Israeli Prime Minister Benjamin Netanyahu publicly apologized to the vice president on Thursday in a bid to defuse the row over settlements, which prompted a Palestinian boycott of indirect peace talks.

Biden welcomed that but again criticized Israel's decision to approve construction of 1,600 new homes for Jewish settlers in east Jerusalem, which was announced during his visit this week.

"Unfortunate timing"

Israel's right-wing prime minister, who supports expanding Jewish communities in annexed east Jerusalem, said he had spoken to Biden and "expressed his regret for the unfortunate timing."
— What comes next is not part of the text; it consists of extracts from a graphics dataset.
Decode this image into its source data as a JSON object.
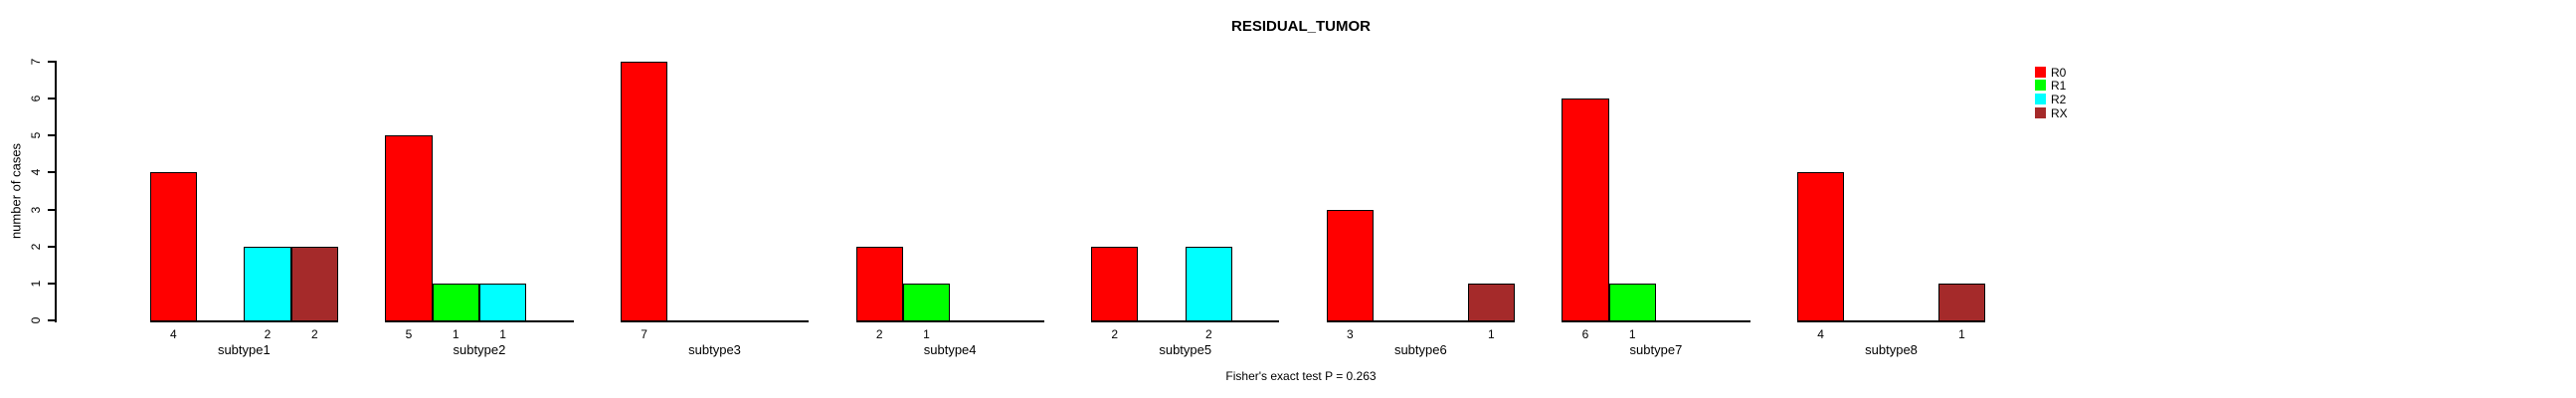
{
  "title": "RESIDUAL_TUMOR",
  "subtitle": "Fisher's exact test P = 0.263",
  "ylabel": "number of cases",
  "legend": {
    "position": "right",
    "entries": [
      {
        "label": "R0",
        "color": "#FF0000"
      },
      {
        "label": "R1",
        "color": "#00FF00"
      },
      {
        "label": "R2",
        "color": "#00FFFF"
      },
      {
        "label": "RX",
        "color": "#A52A2A"
      }
    ]
  },
  "chart_data": {
    "type": "bar",
    "grouped": true,
    "title": "RESIDUAL_TUMOR",
    "xlabel": "",
    "ylabel": "number of cases",
    "ylim": [
      0,
      7
    ],
    "yticks": [
      0,
      1,
      2,
      3,
      4,
      5,
      6,
      7
    ],
    "grid": false,
    "legend_position": "right",
    "categories": [
      "subtype1",
      "subtype2",
      "subtype3",
      "subtype4",
      "subtype5",
      "subtype6",
      "subtype7",
      "subtype8"
    ],
    "series": [
      {
        "name": "R0",
        "color": "#FF0000",
        "values": [
          4,
          5,
          7,
          2,
          2,
          3,
          6,
          4
        ]
      },
      {
        "name": "R1",
        "color": "#00FF00",
        "values": [
          0,
          1,
          0,
          1,
          0,
          0,
          1,
          0
        ]
      },
      {
        "name": "R2",
        "color": "#00FFFF",
        "values": [
          2,
          1,
          0,
          0,
          2,
          0,
          0,
          0
        ]
      },
      {
        "name": "RX",
        "color": "#A52A2A",
        "values": [
          2,
          0,
          0,
          0,
          0,
          1,
          0,
          1
        ]
      }
    ],
    "annotation": "Fisher's exact test P = 0.263",
    "bar_value_labels_shown_for_nonzero_bars": true
  }
}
Biden welcomed Netanyahu's response.

"Sometimes only a friend can deliver the hardest truths, and I appreciate ... the response by the prime minister today," Biden said in a speech at Tel Aviv University.

He noted that Netanyahu "clarified that the beginning of actual construction on this particular project would likely take several years."

"That's significant because it gives negotiators the time to resolve this as well as other outstanding issues," said Biden, while reiterating condemnation of Israel's go-ahead for the settlement construction.

Netanyahu called Biden on Thursday morning, "and both agreed the crisis is behind them," an official in the premier's office said.

The Palestinians, however, rejected the statement because it only addressed the timing of the project and not its substance.

"The continuation of settlements is the error, not the timing of them, because they are always illegal," Palestinian chief negotiator Saeb Erakat told AFP.

Biden said it was crucial that Israel and the Palestinians resume talks soon. "The status quo is not sustainable."

But Palestinian President Mahmoud Abbas said earlier he would not enter into any negotiations with Israel until the Jerusalem settlement project was frozen, while the Arab League withdrew its support for indirect talks.

Boosting chances of indirect talks

Biden had hoped his visit to the Middle East would boost the chances of indirect talks. Instead he found himself dealing with the fall-out from Israel's decision.

Netanyahu also came under fire from a minister of the center-left Labor party, a key ally in his otherwise right-wing coalition, who warned that the party may quit over the move.

"Members of the Labor party have more and more difficulty in taking part in a coalition government that they joined with the purpose of re-launching the peace process with the Palestinians," Agriculture Minister Shalom Simhon said.

The Palestinians see east Jerusalem as the capital of their promised state.

Israel, which seized east Jerusalem in the 1967 Six Day War and later annexed it in a move not recognized by the international community, considers the city its eternal and indivisible capital.

The decision to build the homes in the ultra-Orthodox Ramat Shlomo neighborhood ignited an international furor, with both the European Union and the United Nations reiterating that all settlements are "illegal."

Russia called the move "unacceptable" and Britain said it would "give strength to those who argue that Israel is not serious about peace."

U.S. envoy George Mitchell plans to raise the matter when he travels to the region again next week, according to the U.S. state department.

Mitchell had helped broker a deal to begin indirect talks. The last round of direct negotiations collapsed when Israel launched a devastating offensive against the Hamas-controlled Gaza Strip in December 2008.